MarketAndChurch wrote:
I'm speaking largely about evil, and since communism (though many will argue that the examples we've had is not true communism) has been able to rack up so much evil, pain, suffering, and miserable economic conditions in such a short period of time, I'm speaking more specifically about the assumptions about man that communists have when dreaming up this social and economic model. There is the world of theory, and then there is reality when it is lived out, and how have these assumptions about man lead the commie to the conclusions that it does...

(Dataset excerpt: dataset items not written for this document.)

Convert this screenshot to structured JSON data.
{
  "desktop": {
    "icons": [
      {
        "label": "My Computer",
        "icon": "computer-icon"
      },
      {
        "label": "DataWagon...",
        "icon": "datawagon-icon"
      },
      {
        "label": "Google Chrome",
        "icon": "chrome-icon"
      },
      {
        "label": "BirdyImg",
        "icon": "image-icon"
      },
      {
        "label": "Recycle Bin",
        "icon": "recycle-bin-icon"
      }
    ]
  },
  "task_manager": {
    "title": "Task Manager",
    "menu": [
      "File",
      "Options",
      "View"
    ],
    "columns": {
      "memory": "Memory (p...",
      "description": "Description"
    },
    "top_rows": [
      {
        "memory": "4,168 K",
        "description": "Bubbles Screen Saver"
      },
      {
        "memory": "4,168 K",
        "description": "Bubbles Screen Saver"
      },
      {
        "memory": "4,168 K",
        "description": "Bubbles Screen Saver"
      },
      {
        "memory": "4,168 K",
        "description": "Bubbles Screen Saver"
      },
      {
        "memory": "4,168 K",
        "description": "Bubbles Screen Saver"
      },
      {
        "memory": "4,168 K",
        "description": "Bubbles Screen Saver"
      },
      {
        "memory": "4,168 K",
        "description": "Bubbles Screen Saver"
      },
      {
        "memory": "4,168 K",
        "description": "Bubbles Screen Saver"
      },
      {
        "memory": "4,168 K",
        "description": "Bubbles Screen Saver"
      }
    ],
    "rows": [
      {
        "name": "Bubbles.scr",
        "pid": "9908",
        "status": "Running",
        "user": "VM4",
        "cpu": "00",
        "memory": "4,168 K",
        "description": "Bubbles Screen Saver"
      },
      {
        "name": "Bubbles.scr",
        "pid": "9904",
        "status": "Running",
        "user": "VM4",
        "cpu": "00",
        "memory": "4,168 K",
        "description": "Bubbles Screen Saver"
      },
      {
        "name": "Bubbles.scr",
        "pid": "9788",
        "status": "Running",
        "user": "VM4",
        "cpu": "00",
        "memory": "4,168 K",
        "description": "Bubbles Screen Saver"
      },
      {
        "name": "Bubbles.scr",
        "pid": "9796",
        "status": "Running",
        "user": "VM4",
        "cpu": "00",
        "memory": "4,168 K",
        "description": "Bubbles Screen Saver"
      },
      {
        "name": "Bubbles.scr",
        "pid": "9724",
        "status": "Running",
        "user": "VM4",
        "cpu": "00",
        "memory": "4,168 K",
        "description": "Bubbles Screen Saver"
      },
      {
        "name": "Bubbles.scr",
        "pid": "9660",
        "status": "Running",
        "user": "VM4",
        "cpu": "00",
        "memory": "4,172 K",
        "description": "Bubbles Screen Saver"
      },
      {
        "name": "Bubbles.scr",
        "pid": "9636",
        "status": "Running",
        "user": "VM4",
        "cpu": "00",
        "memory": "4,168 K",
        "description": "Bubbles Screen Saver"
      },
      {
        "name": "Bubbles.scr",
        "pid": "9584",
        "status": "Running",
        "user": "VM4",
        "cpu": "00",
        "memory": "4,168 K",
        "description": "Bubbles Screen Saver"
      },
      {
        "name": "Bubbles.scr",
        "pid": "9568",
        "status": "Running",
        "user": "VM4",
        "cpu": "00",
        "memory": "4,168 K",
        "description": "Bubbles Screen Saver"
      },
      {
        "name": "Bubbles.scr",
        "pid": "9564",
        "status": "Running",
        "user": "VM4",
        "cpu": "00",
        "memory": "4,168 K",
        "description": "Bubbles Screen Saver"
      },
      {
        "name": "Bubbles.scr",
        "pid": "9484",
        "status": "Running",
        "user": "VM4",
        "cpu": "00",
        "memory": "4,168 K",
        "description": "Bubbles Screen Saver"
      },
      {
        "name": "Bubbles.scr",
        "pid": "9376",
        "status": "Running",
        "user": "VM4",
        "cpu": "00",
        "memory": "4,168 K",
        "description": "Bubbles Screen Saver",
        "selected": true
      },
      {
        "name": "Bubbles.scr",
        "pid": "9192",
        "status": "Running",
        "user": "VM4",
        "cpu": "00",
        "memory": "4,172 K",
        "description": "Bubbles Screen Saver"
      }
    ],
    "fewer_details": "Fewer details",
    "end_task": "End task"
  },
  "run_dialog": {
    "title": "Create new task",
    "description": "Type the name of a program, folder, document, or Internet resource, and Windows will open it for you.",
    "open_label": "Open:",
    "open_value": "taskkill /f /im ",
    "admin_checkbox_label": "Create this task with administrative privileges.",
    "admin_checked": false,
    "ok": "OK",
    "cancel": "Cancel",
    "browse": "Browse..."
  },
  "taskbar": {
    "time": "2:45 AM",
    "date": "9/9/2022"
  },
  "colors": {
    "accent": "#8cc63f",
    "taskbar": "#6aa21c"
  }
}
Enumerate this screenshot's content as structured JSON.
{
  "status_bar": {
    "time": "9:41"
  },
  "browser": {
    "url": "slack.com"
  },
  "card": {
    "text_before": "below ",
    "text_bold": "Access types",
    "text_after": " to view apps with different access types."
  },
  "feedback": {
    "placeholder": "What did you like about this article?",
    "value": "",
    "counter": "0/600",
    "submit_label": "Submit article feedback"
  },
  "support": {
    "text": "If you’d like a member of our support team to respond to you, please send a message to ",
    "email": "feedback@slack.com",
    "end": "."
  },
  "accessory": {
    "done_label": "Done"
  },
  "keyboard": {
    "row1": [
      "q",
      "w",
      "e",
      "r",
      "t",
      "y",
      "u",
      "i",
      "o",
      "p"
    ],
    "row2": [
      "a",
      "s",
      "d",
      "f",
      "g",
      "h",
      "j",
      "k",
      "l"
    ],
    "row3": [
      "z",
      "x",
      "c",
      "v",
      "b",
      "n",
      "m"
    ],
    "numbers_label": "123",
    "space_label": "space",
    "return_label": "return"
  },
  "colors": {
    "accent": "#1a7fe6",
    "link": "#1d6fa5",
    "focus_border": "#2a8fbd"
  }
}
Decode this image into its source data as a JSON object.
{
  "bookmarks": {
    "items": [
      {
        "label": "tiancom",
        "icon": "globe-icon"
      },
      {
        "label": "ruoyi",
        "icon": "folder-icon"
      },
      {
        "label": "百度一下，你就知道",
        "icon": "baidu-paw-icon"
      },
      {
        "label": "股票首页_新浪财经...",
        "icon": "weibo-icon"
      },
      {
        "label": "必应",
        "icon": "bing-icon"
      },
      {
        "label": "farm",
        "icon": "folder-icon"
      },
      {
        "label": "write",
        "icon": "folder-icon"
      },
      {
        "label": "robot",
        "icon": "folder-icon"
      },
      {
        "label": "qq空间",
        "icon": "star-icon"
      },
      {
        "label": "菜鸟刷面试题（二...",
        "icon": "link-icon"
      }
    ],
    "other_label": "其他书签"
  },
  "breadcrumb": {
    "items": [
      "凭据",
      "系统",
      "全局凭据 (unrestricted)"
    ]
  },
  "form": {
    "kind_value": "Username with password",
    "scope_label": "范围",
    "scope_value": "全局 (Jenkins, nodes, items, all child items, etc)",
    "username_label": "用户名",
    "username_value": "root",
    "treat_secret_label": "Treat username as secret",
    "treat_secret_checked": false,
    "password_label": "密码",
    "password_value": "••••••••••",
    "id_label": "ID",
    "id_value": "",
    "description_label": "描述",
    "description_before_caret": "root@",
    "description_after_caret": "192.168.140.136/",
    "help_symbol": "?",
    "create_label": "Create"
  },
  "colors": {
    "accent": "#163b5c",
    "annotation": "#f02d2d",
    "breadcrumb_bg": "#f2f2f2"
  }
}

That is the problem, as I see it, with those kinds of labels. Communism, as it developed in the last century had nothing to do with the views of Karl Marx. Lenin used Marx's terminology to justify his power grab.

MarketAndChurch wrote:
If we were to replace nature of man with, say, the opposite: "Higher Nature Of Man" ... still, does the commie explain evil... as a function of institutions held by the few to suppress the many, be it women, minorities, or the proletariat, or is it within us all, and a battle we must wage on the darker half of our nature. Class may be more relevant then the other two, but I'm sure modern day commies champion the collectivist trinity of race class and gender... and perhaps even environmental justice as well.


Well, I think you are reifying a category. Which communists? Just like capitalists are not all the same, neither are all communists the same. Communism has developed into many mutually antagonistic movements.